Portugal's 10-Year Bond Sale May Get `Lucky' as EU Bailout Reduces Yields

Photographer: Mario Proenca/Bloomberg

Flags hang above the entrance to the central bank of Portugal in Lisbon. Close

Flags hang above the entrance to the central bank of Portugal in Lisbon.

Photographer: Mario Proenca/Bloomberg

Flags hang above the entrance to the central bank of Portugal in Lisbon.

Portugal’s sale of 10-year bonds may benefit from an almost $1 trillion European Union bailout that sent yields on the nation’s debt tumbling.

The Lisbon-based Treasury will auction 300 million euros ($382 million) to 1 billion euros of 4.8 percent bonds due in 2020 today. The yield offered may be about 150 basis points lower than last week, said David Keeble, head of fixed-income strategy at Credit Agricole Corporate and Investment Bank in London. Ten-year yields jumped to 6.33 percent on May 7, the highest since the euro’s 1999 debut, as Greece’s debt woes spread to other nations in the region.

“It’s a good environment to be selling peripheral debt,” said Keeble, who didn’t give a specific yield forecast for the sale. “They are lucky. I would imagine they’re going to get away at a very good level, without having to give too much concession to the current market yields.”

Yields on the bonds of Portugal, Greece, Spain, Ireland and Italy retreated this week after the aid plan, crafted with the International Monetary Fund, eased concern the region’s debt crisis would splinter the 16-nation union. The yield on the 10- year Portuguese security rose 3 basis points to 4.67 percent at 9:52 a.m. in Lisbon, after sliding 181 basis points on May 10.

Spanish Auction

The yield on Greece’s 10-year bond surged to more than 14 percent on May 7 as traders bet a previous 110 billion-euro EU- IMF rescue would fail to quell the crisis. Investors demanded an extra 354 basis points, or 3.54 percentage points, to hold Portugal’s 10-year securities instead of benchmark German bunds that day, the most since the introduction of the euro. The spread was 159 basis points yesterday.

Portugal’s rating was lowered two steps to A-, four rungs above junk, on April 27 by Standard & Poor’s. Moody’s Investors Service said on May 10 that it may reduce the country’s ranking, which is on review for a downgrade, one step to Aa3 and can’t rule out an “adjustment” to A1, six steps above junk.

The country may have a better result than Spain, which sold five-year bonds on May 6 at the highest yields since 2008 after its debt ranking was cut, Credit Agricole CIB’s Keeble said.

The IGCP, Portugal’s debt management agency, said today that it bought back 225 million euros of a 5.85 percent bond maturing this month.

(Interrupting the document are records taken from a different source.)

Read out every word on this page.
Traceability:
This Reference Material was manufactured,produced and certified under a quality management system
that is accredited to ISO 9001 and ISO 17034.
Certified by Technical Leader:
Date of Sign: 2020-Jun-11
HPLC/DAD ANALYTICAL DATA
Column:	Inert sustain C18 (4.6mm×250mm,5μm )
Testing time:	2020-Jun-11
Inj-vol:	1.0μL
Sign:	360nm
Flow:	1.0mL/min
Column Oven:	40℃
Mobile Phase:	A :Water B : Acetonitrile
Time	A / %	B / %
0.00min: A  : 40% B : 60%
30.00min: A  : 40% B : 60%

The government sold 2021 bonds in March and debt due in 2020 in April at average yields of 4.17 percent and 4.34 percent, respectively. The so-called bid-to-cover ratio, a gauge of investor demand, was 1.6 at both sales.

‘Local Demand’

Today’s auction is part of about 25 billion euros that the government is seeking to raise this year, including as much as 22 billion euros in bonds, according to the Portuguese debt agency’s website.

“There is always going to be local demand for this bond, otherwise the debt agency would not have gone ahead with it,” said Mohit Kumar, a fixed-income strategist at Deutsche Bank AG in London. “The timing of the sale is great. The rescue package is impressive and there will be a lot of support for this auction. It would have been a different story last week.”

The debt agency estimated in April that between 15 percent and 17 percent of Portugal’s outstanding public debt is held by domestic investors.

Countries across the euro region are struggling to cut budget deficits that ballooned as governments funded bailouts and economic stimulus measures to ease the worst global recession since World War II.

Economic Growth

Portugal lowered its 2010 budget-deficit target to 7.3 percent of gross domestic product, from a previous goal of 8.3 percent, Prime Minister Jose Socrates said on May 7. The gap was 9.4 percent last year, more than three times the EU limit.

Economic growth, which hasn’t reached 2 percent per year since 2001, may hinder his efforts. The government expects 0.7 percent GDP growth this year amid the lowest productivity among the 16 countries using the euro, according to EU statistics.

The economy grew 1 percent in the first quarter from the previous three months, the National Statistics Institute said today in a preliminary report.

Portuguese bonds have lost 1.6 percent this year through May 10, worse than all other euro members apart from Greece, according to indexes compiled by Bloomberg and the European Federation of Financial Analysts Societies. Greek debt has lost 28 percent, the indexes show.